Two new floors were stacked vertically on top of the existing structure, housing the Surgery expansion at the second floor, and a new ICU Suite at the third floor. The surgery expansion doubled the number of operating rooms from 4 to 8, including 2 cardiovascular rooms which allowed the hospital to begin a new heart program. The surgery expansion also provided a 12 bed PACU, expanded central sterile and significantly increased surgical equipment storage. A third Endoscopy procedure room was also created, and was opened early allowing immediate use of this procedure room to respond to a spike in demand for these services. The new ICU suite is located directly above surgery, minimizing travel distances from the ORs and PACU. The 26 new patient beds increase the total bed count to 101, and were opened three months early to make the additional beds available in time for flu season. The vertical stacking brought several challenges with plumbing and medical gas risers being shared with existing spaces below, however through detailed coordination and an integrated delivery method, the phasing of construction and tie-ins to systems were coordinated with users well in advance to avoid any conflicts. This approach enabled the project to achieve the desired stacking of the program, and provided the best possible adjacencies for functional operation of these high acuity departments within the hospital.

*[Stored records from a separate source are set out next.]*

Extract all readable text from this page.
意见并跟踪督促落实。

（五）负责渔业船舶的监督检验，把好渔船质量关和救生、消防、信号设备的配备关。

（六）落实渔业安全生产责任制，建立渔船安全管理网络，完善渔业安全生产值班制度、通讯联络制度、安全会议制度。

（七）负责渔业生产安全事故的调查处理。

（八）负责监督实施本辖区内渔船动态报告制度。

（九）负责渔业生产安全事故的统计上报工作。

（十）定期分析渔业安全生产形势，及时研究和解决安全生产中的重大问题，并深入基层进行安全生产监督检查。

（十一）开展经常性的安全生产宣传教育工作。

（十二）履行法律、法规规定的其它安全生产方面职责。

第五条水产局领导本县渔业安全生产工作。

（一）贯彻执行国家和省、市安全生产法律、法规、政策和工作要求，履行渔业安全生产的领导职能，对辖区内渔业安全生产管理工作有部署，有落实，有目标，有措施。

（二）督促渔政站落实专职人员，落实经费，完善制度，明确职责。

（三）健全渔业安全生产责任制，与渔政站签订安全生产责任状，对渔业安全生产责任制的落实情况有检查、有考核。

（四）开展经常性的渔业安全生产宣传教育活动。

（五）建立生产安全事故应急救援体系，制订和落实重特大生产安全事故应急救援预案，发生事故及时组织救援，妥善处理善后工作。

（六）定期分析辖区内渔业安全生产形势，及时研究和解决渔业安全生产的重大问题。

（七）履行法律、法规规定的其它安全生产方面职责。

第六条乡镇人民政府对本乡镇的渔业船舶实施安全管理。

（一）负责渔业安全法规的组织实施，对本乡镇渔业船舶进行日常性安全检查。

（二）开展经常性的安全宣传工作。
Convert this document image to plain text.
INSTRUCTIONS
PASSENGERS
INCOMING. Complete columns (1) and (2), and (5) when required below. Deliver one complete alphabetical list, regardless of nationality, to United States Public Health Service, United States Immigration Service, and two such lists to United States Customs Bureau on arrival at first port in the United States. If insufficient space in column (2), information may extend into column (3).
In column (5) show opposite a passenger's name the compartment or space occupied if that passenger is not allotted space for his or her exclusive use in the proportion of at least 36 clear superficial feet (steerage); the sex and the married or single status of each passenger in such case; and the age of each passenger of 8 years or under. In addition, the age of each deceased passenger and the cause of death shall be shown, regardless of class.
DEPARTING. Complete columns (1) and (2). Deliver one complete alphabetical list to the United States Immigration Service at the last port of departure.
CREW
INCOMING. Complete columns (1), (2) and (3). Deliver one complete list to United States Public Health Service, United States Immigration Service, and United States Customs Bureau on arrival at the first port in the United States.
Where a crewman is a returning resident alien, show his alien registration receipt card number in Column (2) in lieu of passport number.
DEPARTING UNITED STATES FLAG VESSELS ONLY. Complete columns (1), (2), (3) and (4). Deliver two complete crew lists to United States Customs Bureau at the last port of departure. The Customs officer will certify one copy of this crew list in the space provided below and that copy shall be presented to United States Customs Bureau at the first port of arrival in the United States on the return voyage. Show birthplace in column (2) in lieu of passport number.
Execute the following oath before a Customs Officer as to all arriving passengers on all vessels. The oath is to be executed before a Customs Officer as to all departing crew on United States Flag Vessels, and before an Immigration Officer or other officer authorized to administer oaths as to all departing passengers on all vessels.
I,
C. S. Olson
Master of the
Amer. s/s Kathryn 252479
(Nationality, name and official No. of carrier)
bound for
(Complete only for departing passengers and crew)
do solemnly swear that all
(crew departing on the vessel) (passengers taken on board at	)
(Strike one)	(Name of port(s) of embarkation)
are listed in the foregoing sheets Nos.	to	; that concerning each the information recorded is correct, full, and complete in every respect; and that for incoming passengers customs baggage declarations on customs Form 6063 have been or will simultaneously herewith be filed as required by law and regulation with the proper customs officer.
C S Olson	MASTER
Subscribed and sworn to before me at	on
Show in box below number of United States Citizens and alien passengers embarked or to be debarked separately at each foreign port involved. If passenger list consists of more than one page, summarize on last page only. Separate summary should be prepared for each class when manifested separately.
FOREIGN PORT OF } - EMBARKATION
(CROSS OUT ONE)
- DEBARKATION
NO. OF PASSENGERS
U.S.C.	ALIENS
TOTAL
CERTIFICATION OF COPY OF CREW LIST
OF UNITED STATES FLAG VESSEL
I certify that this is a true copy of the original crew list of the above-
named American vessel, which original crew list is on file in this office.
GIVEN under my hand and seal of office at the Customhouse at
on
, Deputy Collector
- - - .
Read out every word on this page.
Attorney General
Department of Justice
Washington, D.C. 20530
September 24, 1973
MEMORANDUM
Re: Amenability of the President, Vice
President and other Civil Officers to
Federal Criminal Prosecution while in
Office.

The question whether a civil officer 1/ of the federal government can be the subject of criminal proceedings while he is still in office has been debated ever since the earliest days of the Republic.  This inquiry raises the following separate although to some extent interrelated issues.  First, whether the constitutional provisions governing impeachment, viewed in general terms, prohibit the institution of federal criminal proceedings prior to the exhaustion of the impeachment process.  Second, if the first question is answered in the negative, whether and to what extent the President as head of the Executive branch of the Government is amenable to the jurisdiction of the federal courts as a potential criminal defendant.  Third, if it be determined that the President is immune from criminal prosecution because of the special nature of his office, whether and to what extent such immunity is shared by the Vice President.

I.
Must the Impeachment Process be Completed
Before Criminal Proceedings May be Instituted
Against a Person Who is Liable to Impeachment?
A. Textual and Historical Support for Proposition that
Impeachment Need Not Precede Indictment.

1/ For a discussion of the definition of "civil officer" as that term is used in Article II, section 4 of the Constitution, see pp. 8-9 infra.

A horizontal addition at the ground level provides additional space which includes an expanded Emergency Department, new Laboratory, new Radio-Fluoroscopy Imaging suite, an Administrative Office Suite, Conference Center, and new Loading Dock and Support Services areas. It was critical to maintain lab services throughout the project, so the phasing was sequenced to maintain the existing lab in service until the new lab was certified and operational in the new space. The Emergency Department was then able expand within the existing core of the hospital, adding 8 new exam rooms yet maintaining necessary adjacencies with the imaging department and the patient elevators up to surgery. The Conference Center and Radio-Fluoroscopy Imaging suite were not part of the original scope of the project, but were identified as high needs early in programming and were able to be incorporated into the project while remaining within the client’s budget.